When packing for a vacation, many of us rely on a checklist to make sure we have IDs, passports and other travel documents. Check. Swimwear, toiletries, and other personal effects? Check. Devices, gadgets, and accessories? Check.
What about an understanding of the company cybersecurity guidelines and implementation of cybersecurity measures?
More often than not, traveling employees neglect crucial cybersecurity efforts in their travel preparations. Afterall, do any of us think about the security of business data when we’re headed for relaxation?
Mobile workers have become a target for hackers, exposing their companies to cybersecurity risks even when they’re taking time off.
In this post, we talk about ways and habits traveling workers can threaten your digital assets as well as tips and measures companies, and employees can take to mitigate travel-related cybersecurity risks.
How Traveling Employees Can Expose Your Business to Cybersecurity Risks
A threat management company polled over 1,000 employees in the U.S. aged between 18 and 65 who traveled with company gadgets. The 2017 survey revealed how mobile employees routinely leave businesses open to digital risks.
Bringing Work Gadgets While on Vacation
Over 55 percent of the respondents feel the need to bring a work gadget wherever they go, even on personal travels. Obviously this increases the risk of the device being damaged, stolen, or breached.
Using Non-Work Gadgets to Access Work Email, Files, etc.
The survey also revealed that 54 percent of the respondents use personal devices to open work-related emails and files. This makes the company’s digital assets vulnerable as the security of personal devices are often not a consideration as they are on company devices.
Using public WiFi
The survey also discovered that 77 percent of employees say they connect to free or public WiFi while traveling, and about 63 percent will use public WiFi to open work emails and files. Twenty percent of the respondents shared they had previously left work gadgets unattended while traveling.
Cybersecurity Policy: Ignorance, Noncompliance or Lacking One?
According to a Ponemon Institute study, 2018 Cost of Insider Threats: Global Organizations, negligent workers are to blame for 64 percent of all insider threat cases in 2018. In this study, 49 percent of the respondents revealed they are not aware of a travel-related company digital security policy.
Meanwhile, the previous survey revealed that 51 percent of employees aren’t aware of cybersecurity regulations for corporate devices while out of the office.

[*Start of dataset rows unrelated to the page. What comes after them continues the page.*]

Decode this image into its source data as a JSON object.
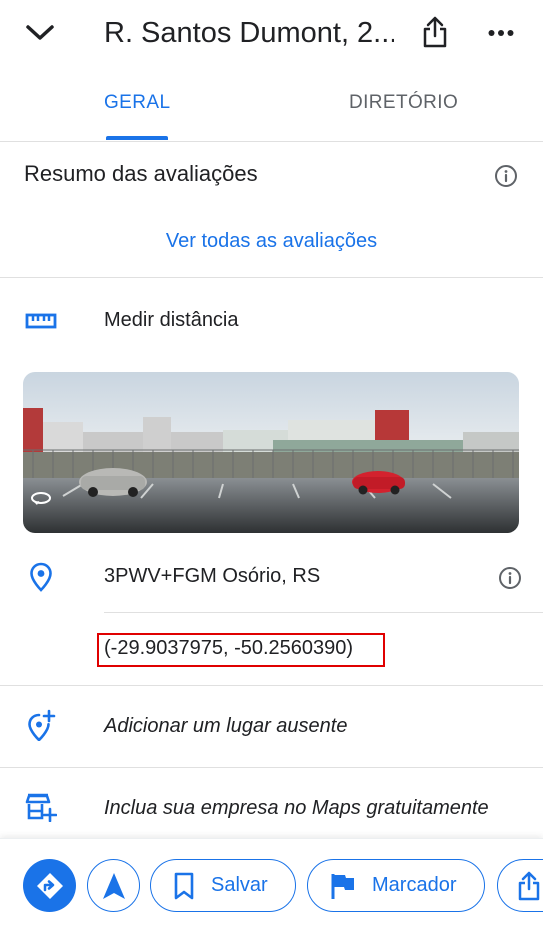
{
  "header": {
    "title": "R. Santos Dumont, 2...",
    "back_icon": "chevron-down-icon",
    "share_icon": "share-icon",
    "more_icon": "more-horizontal-icon"
  },
  "tabs": [
    {
      "label": "GERAL",
      "active": true
    },
    {
      "label": "DIRETÓRIO",
      "active": false
    }
  ],
  "reviews": {
    "title": "Resumo das avaliações",
    "link": "Ver todas as avaliações"
  },
  "measure": {
    "label": "Medir distância",
    "icon": "ruler-icon"
  },
  "place": {
    "plus_code": "3PWV+FGM Osório, RS",
    "coordinates": "(-29.9037975, -50.2560390)",
    "icon": "location-pin-icon"
  },
  "actions": {
    "add_place": "Adicionar um lugar ausente",
    "add_business": "Inclua sua empresa no Maps gratuitamente"
  },
  "bottom_bar": {
    "save_label": "Salvar",
    "label_label": "Marcador"
  },
  "colors": {
    "accent": "#1a73e8",
    "highlight_box": "#e00000"
  }
}
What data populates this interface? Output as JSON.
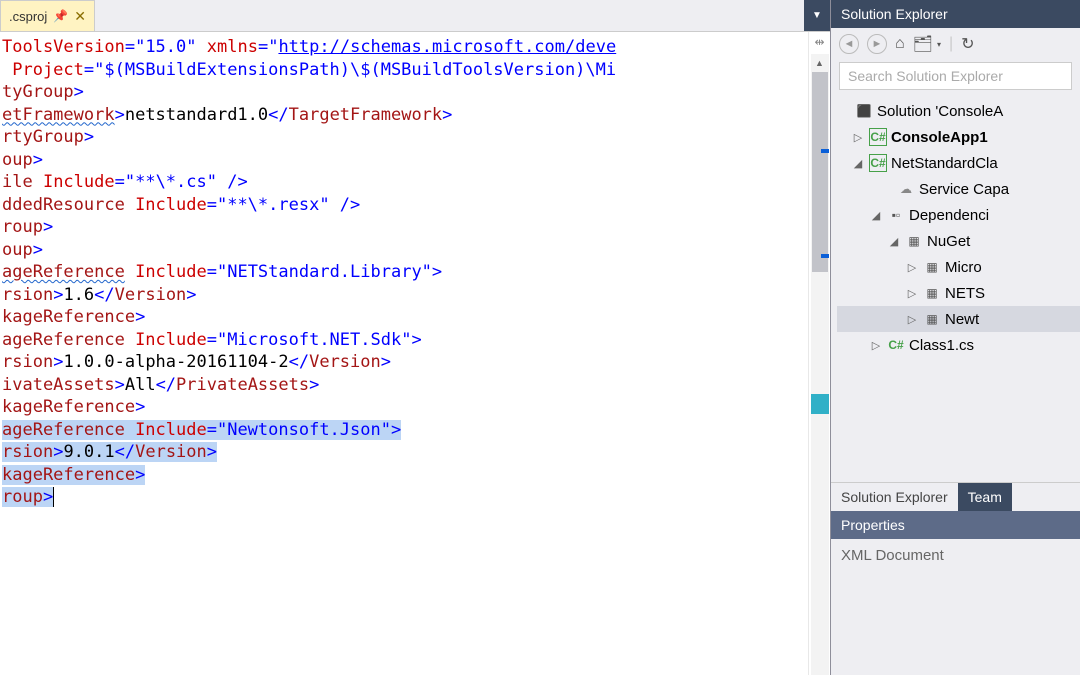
{
  "tab": {
    "label": ".csproj",
    "pin": "📌",
    "close": "✕"
  },
  "code_lines": [
    [
      {
        "t": "ToolsVersion",
        "c": "attr"
      },
      {
        "t": "=",
        "c": "sym"
      },
      {
        "t": "\"15.0\"",
        "c": "str"
      },
      {
        "t": " ",
        "c": "txt"
      },
      {
        "t": "xmlns",
        "c": "attr"
      },
      {
        "t": "=",
        "c": "sym"
      },
      {
        "t": "\"",
        "c": "str"
      },
      {
        "t": "http://schemas.microsoft.com/deve",
        "c": "link"
      }
    ],
    [
      {
        "t": " Project",
        "c": "attr"
      },
      {
        "t": "=",
        "c": "sym"
      },
      {
        "t": "\"$(MSBuildExtensionsPath)\\$(MSBuildToolsVersion)\\Mi",
        "c": "str"
      }
    ],
    [
      {
        "t": "tyGroup",
        "c": "tag"
      },
      {
        "t": ">",
        "c": "sym"
      }
    ],
    [
      {
        "t": "etFramework",
        "c": "tag squiggle"
      },
      {
        "t": ">",
        "c": "sym"
      },
      {
        "t": "netstandard1.0",
        "c": "txt"
      },
      {
        "t": "</",
        "c": "sym"
      },
      {
        "t": "TargetFramework",
        "c": "tag"
      },
      {
        "t": ">",
        "c": "sym"
      }
    ],
    [
      {
        "t": "rtyGroup",
        "c": "tag"
      },
      {
        "t": ">",
        "c": "sym"
      }
    ],
    [
      {
        "t": "oup",
        "c": "tag"
      },
      {
        "t": ">",
        "c": "sym"
      }
    ],
    [
      {
        "t": "ile ",
        "c": "tag"
      },
      {
        "t": "Include",
        "c": "attr"
      },
      {
        "t": "=",
        "c": "sym"
      },
      {
        "t": "\"**\\*.cs\"",
        "c": "str"
      },
      {
        "t": " />",
        "c": "sym"
      }
    ],
    [
      {
        "t": "ddedResource ",
        "c": "tag"
      },
      {
        "t": "Include",
        "c": "attr"
      },
      {
        "t": "=",
        "c": "sym"
      },
      {
        "t": "\"**\\*.resx\"",
        "c": "str"
      },
      {
        "t": " />",
        "c": "sym"
      }
    ],
    [
      {
        "t": "roup",
        "c": "tag"
      },
      {
        "t": ">",
        "c": "sym"
      }
    ],
    [
      {
        "t": "oup",
        "c": "tag"
      },
      {
        "t": ">",
        "c": "sym"
      }
    ],
    [
      {
        "t": "ageReference",
        "c": "tag squiggle"
      },
      {
        "t": " ",
        "c": "txt"
      },
      {
        "t": "Include",
        "c": "attr"
      },
      {
        "t": "=",
        "c": "sym"
      },
      {
        "t": "\"NETStandard.Library\"",
        "c": "str"
      },
      {
        "t": ">",
        "c": "sym"
      }
    ],
    [
      {
        "t": "rsion",
        "c": "tag"
      },
      {
        "t": ">",
        "c": "sym"
      },
      {
        "t": "1.6",
        "c": "txt"
      },
      {
        "t": "</",
        "c": "sym"
      },
      {
        "t": "Version",
        "c": "tag"
      },
      {
        "t": ">",
        "c": "sym"
      }
    ],
    [
      {
        "t": "kageReference",
        "c": "tag"
      },
      {
        "t": ">",
        "c": "sym"
      }
    ],
    [
      {
        "t": "ageReference ",
        "c": "tag"
      },
      {
        "t": "Include",
        "c": "attr"
      },
      {
        "t": "=",
        "c": "sym"
      },
      {
        "t": "\"Microsoft.NET.Sdk\"",
        "c": "str"
      },
      {
        "t": ">",
        "c": "sym"
      }
    ],
    [
      {
        "t": "rsion",
        "c": "tag"
      },
      {
        "t": ">",
        "c": "sym"
      },
      {
        "t": "1.0.0-alpha-20161104-2",
        "c": "txt"
      },
      {
        "t": "</",
        "c": "sym"
      },
      {
        "t": "Version",
        "c": "tag"
      },
      {
        "t": ">",
        "c": "sym"
      }
    ],
    [
      {
        "t": "ivateAssets",
        "c": "tag"
      },
      {
        "t": ">",
        "c": "sym"
      },
      {
        "t": "All",
        "c": "txt"
      },
      {
        "t": "</",
        "c": "sym"
      },
      {
        "t": "PrivateAssets",
        "c": "tag"
      },
      {
        "t": ">",
        "c": "sym"
      }
    ],
    [
      {
        "t": "kageReference",
        "c": "tag"
      },
      {
        "t": ">",
        "c": "sym"
      }
    ],
    [
      {
        "t": "ageReference ",
        "c": "tag sel"
      },
      {
        "t": "Include",
        "c": "attr sel"
      },
      {
        "t": "=",
        "c": "sym sel"
      },
      {
        "t": "\"Newtonsoft.Json\"",
        "c": "str sel"
      },
      {
        "t": ">",
        "c": "sym sel"
      }
    ],
    [
      {
        "t": "rsion",
        "c": "tag sel"
      },
      {
        "t": ">",
        "c": "sym sel"
      },
      {
        "t": "9.0.1",
        "c": "txt sel"
      },
      {
        "t": "</",
        "c": "sym sel"
      },
      {
        "t": "Version",
        "c": "tag sel"
      },
      {
        "t": ">",
        "c": "sym sel"
      }
    ],
    [
      {
        "t": "kageReference",
        "c": "tag sel"
      },
      {
        "t": ">",
        "c": "sym sel"
      }
    ],
    [
      {
        "t": "roup",
        "c": "tag sel"
      },
      {
        "t": ">",
        "c": "sym sel"
      }
    ]
  ],
  "solution_explorer": {
    "title": "Solution Explorer",
    "search_placeholder": "Search Solution Explorer",
    "tree": {
      "solution": "Solution 'ConsoleA",
      "project1": "ConsoleApp1",
      "project2": "NetStandardCla",
      "service": "Service Capa",
      "dependencies": "Dependenci",
      "nuget": "NuGet",
      "pkg1": "Micro",
      "pkg2": "NETS",
      "pkg3": "Newt",
      "class1": "Class1.cs"
    }
  },
  "bottom_tabs": {
    "se": "Solution Explorer",
    "team": "Team"
  },
  "properties": {
    "title": "Properties",
    "body": "XML Document"
  }
}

Employee awareness of protocol is a good start. But the question is how many of the workers will comply? A mandatory cybersecurity and insider threat training may be needed for employees and internal users to realize the threat they pose to the organization.

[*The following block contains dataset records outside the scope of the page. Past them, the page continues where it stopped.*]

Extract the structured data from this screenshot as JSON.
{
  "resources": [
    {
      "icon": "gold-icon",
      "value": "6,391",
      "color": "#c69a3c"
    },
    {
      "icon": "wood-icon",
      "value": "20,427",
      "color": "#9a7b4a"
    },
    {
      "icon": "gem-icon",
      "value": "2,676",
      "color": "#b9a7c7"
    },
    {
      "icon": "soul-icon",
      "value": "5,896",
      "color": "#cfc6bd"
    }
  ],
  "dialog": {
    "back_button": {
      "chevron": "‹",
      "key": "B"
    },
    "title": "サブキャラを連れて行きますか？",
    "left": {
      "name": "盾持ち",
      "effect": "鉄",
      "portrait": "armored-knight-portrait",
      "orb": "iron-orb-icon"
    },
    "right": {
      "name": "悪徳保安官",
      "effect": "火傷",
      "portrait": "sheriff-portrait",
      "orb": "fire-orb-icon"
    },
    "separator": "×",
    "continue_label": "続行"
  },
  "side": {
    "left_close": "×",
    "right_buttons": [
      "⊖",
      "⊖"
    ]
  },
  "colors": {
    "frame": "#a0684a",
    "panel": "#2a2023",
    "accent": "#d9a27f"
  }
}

Cybersecurity Best Practices For Traveling Employees
Whether going on vacation or a business trip, and especially when traveling internationally, the Federal Communications Commission has these tips you can follow:
Pre-Travel
Before leaving, proactively secure your devices and personal information, including name, date of birth, address, and Social Security number. Limit yourself to the devices that you will need during your trip. Backup your files, delete sensitive data, use strong passwords, and make sure that your antivirus software is up to date.
During Your Trip
Your vacation is a time to relax, unwind and momentarily forget about the office. But don’t let your guard down when using company devices, even when you’re just posting vacation pictures on Instagram.

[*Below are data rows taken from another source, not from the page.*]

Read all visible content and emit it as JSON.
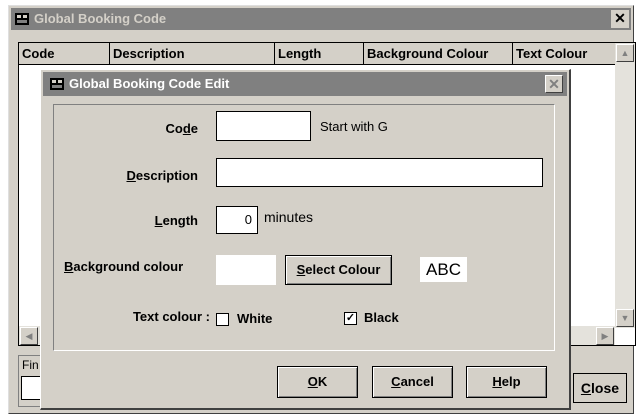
{
  "outer_window": {
    "title": "Global Booking Code",
    "close_glyph": "✕",
    "columns": [
      "Code",
      "Description",
      "Length",
      "Background Colour",
      "Text Colour"
    ],
    "find_label": "Fin",
    "close_button_label": "Close",
    "close_button_mnemonic": "C",
    "close_button_rest": "lose"
  },
  "dialog": {
    "title": "Global Booking Code Edit",
    "close_glyph": "✕",
    "code": {
      "label_pre": "Co",
      "label_mnemonic": "d",
      "label_post": "e",
      "value": "",
      "hint": "Start with G"
    },
    "description": {
      "label_mnemonic": "D",
      "label_post": "escription",
      "value": ""
    },
    "length": {
      "label_mnemonic": "L",
      "label_post": "ength",
      "value": "0",
      "unit": "minutes"
    },
    "background_colour": {
      "label_mnemonic": "B",
      "label_post": "ackground colour",
      "select_button_mnemonic": "S",
      "select_button_rest": "elect Colour",
      "preview_text": "ABC"
    },
    "text_colour": {
      "label": "Text colour :",
      "options": [
        {
          "label": "White",
          "checked": false
        },
        {
          "label": "Black",
          "checked": true
        }
      ]
    },
    "buttons": {
      "ok": {
        "mnemonic": "O",
        "rest": "K"
      },
      "cancel": {
        "mnemonic": "C",
        "rest": "ancel"
      },
      "help": {
        "mnemonic": "H",
        "rest": "elp"
      }
    }
  },
  "colors": {
    "title_bar_inactive": "#808080",
    "face": "#d4d0c8"
  }
}
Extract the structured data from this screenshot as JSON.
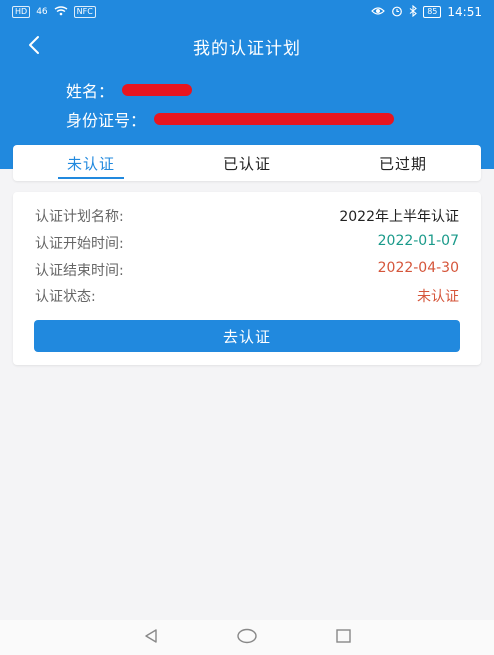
{
  "status_bar": {
    "hd_label": "HD",
    "network_label": "46",
    "wifi_icon": "wifi-icon",
    "nfc_label": "NFC",
    "icons": [
      "eye-icon",
      "alarm-icon",
      "bluetooth-icon"
    ],
    "battery": "85",
    "time": "14:51"
  },
  "header": {
    "back_icon": "chevron-left-icon",
    "title": "我的认证计划",
    "name_label": "姓名：",
    "id_label": "身份证号："
  },
  "tabs": [
    {
      "label": "未认证",
      "active": true
    },
    {
      "label": "已认证",
      "active": false
    },
    {
      "label": "已过期",
      "active": false
    }
  ],
  "card": {
    "plan_name_label": "认证计划名称:",
    "plan_name_value": "2022年上半年认证",
    "start_label": "认证开始时间:",
    "start_value": "2022-01-07",
    "end_label": "认证结束时间:",
    "end_value": "2022-04-30",
    "status_label": "认证状态:",
    "status_value": "未认证",
    "action_label": "去认证"
  },
  "colors": {
    "primary": "#2189de",
    "start_date": "#1a9a8a",
    "warning": "#d5563b",
    "redaction": "#e8151f"
  },
  "nav_bar": [
    "back-triangle-icon",
    "home-circle-icon",
    "recents-square-icon"
  ]
}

Secure your gadgets when in hotels, airports, and other public places. Opt for a privacy screen on your laptop to limit the visibility of your screen.
Using public WiFi like you’ll find in coffee shops, hotels, airports, travel agencies increases cybersecurity risk. Use caution when using public WiFi by following these measures:
- Don’t access bank accounts or make online purchases.
- When traveling abroad, use a new set of passwords / PIN.
- Deliberately use a wrong password to log on to the public WiFi. If you can get access despite the mistake, it’s a red flag that the network is not secure.
- Turn off the auto-join feature of your phone when logging into a public network.
- Occasionally alter the settings of your device to disconnect from the network, then log in again.
Post-Travel
Upon your return, change your passwords and update security software on all your devices as they can be compromised and susceptible to malware if you use local networks abroad.
As gatekeepers of the organization’s digital assets, all employees are a potential inside cybersecurity threat whether they even know it or not.
Knowing how your digital habits, especially when in transit, can potentially expose your company to cybersecurity risk can help you mitigate it. Whether traveling for business or pleasure, make sure to include cybersecurity measures in your travel checklist.